Jaime Puerta’s 16-year-old son Daniel died four years ago after taking a counterfeit oxycodone pill made with pure fentanyl, the illicit opioid drug, that he purchased from a dealer he found on Snapchat. In 2022, Puerta sued Snapchat in a wrongful death lawsuit. At the time, his lawsuit was one of the first to accuse social media of posing a danger to children’s health.
Now there are hundreds of such lawsuits against social media platforms, alleging teenagers across the country have been harmed from exposure to social media, according to Matthew Bergman, the founder of the Social Media Victims Law Center, from where many of these lawsuits have been filed. In some of the cases, families allege their children used social media to buy drugs; in other cases, parents say their teens saw dangerous content and harmed themselves. There is a range of harms and heartbreak alleged in the filings.

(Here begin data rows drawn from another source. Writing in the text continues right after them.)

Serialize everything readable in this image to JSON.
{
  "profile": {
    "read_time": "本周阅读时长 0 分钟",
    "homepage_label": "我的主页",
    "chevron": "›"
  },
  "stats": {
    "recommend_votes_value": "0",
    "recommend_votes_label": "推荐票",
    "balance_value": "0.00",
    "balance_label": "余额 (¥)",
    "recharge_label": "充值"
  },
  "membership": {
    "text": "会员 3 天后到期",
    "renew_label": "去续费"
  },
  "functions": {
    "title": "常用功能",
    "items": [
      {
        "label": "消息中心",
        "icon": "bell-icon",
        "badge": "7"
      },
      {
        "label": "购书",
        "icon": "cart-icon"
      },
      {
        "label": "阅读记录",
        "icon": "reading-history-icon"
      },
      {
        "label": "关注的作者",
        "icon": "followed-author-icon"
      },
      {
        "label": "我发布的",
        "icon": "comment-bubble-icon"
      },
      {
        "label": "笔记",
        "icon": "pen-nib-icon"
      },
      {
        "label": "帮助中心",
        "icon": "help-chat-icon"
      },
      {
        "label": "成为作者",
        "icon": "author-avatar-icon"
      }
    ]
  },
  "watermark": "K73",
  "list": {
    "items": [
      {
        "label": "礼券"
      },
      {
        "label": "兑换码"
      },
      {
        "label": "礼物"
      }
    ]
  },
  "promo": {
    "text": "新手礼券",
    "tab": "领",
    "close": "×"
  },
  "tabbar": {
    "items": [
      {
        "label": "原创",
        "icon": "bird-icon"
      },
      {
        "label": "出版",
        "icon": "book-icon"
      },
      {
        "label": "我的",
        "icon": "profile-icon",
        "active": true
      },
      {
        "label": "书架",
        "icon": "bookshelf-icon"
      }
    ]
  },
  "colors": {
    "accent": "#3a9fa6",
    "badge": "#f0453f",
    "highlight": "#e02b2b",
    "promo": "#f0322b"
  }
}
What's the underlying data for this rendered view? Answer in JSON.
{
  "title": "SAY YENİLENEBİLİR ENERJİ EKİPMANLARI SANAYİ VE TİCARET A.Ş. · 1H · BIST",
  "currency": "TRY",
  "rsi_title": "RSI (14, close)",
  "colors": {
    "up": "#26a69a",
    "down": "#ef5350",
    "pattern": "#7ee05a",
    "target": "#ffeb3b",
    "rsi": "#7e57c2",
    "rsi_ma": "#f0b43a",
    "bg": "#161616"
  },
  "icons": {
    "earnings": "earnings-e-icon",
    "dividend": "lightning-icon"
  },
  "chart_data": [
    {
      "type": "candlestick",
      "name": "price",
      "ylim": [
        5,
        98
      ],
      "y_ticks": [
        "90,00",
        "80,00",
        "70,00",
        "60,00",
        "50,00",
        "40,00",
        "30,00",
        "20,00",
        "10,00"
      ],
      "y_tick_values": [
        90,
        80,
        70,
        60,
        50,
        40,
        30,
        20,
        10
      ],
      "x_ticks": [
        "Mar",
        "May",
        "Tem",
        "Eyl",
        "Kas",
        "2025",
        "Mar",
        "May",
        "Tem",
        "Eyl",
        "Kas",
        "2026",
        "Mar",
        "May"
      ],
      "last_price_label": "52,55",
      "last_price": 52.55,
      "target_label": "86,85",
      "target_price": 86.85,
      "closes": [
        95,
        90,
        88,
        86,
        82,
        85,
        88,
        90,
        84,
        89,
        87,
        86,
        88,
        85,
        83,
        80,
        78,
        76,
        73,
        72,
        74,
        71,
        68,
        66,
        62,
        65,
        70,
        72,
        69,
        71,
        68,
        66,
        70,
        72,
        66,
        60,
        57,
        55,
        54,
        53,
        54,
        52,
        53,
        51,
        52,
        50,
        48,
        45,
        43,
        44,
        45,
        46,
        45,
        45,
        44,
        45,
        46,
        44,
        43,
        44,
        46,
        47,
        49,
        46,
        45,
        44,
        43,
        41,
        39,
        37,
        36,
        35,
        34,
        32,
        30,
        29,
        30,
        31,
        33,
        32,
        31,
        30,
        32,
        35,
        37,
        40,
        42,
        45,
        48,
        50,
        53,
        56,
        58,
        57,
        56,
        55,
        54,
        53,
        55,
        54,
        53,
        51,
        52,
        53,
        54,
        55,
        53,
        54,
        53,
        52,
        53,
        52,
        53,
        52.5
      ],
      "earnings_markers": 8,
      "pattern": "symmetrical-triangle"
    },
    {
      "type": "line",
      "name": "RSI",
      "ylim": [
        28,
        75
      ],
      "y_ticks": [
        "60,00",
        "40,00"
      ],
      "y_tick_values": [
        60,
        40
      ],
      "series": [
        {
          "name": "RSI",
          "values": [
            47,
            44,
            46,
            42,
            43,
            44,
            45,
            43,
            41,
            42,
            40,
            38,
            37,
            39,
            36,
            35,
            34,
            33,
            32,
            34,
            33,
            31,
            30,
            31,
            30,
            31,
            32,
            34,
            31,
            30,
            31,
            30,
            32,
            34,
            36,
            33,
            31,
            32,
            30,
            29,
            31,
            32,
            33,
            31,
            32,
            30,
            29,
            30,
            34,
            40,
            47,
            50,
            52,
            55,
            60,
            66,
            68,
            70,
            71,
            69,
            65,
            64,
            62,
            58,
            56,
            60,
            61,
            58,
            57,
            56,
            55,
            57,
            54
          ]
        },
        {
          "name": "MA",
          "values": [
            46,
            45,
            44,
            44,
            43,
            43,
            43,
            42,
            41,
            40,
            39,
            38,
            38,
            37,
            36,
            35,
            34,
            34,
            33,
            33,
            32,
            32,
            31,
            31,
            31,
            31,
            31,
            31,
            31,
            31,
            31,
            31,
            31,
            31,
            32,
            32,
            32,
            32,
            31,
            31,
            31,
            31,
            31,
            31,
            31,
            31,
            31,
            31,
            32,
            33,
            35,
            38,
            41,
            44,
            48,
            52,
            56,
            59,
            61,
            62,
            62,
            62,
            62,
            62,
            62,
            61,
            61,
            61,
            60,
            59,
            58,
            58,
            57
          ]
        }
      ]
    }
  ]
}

Meta, TikTok and Snapchat outline on their websites that they prohibit content that promotes self-harm and the sales of prescription and opioid drugs. The platforms also have tools that allow parents to set time limits for their teens on the apps, verify user ages and restrict who they can message.
The lawsuits against various tech companies are still pending.
Koukichi Takahashi/Adobe Stock
“We want to reassure every parent that we have their interests at heart in the work we’re doing to help provide teens with safe experiences online,” a Meta spokesperson told CNN. “These are complex issues but we will continue working with experts and listening to parents to develop new tools, features and policies that are effective and meet the needs of teens and their families.”
The social media companies filed motions to dismiss some of the cases under the First Amendment and Section 230, which states that tech companies cannot be held liable for some of the content that users post to their platforms. However, some cases, including with Puerta’s lawsuit, have already been approved to move forward in the court of law. All cases are still pending.
Snap did not comment on the status of some of the lawsuits but directed CNN to its community guides. TikTok did not respond to a request for comment.
But with little movement in the courts or from lawmakers and drawn-out battles with regulators against Big Tech, some of those grieving families are looking elsewhere for progress. Instead of waiting for others to act, they are now teaming up with nonprofits, starting their own organizations and connecting with each other to try to save children across the country.
“All I am is a bereaved father who wants to make sure this doesn’t keep happening,” Puerta told CNN. “My son made a mistake [on social media] but it shouldn’t have cost him his life.”
Soon after Daniel died, Puerta founded an organization called VOID – Victims of Illicit Drugs – which offers parents and educators resources about the dangers of fentanyl-laced drugs and social media.
Jaime Puerta said he has met with police departments, government agencies and schools to discuss the dangers of social media platforms.
Courtesy Jaime Puerta
He said he has met with the Los Angeles police department, the Central Intelligence Agency (CIA), Homeland Security and other government agencies to address the topic. He also hosts student assemblies at high schools where he screens a short film that follows four families, including his own, who lost children to fentanyl-laced drugs purchased on social media platforms.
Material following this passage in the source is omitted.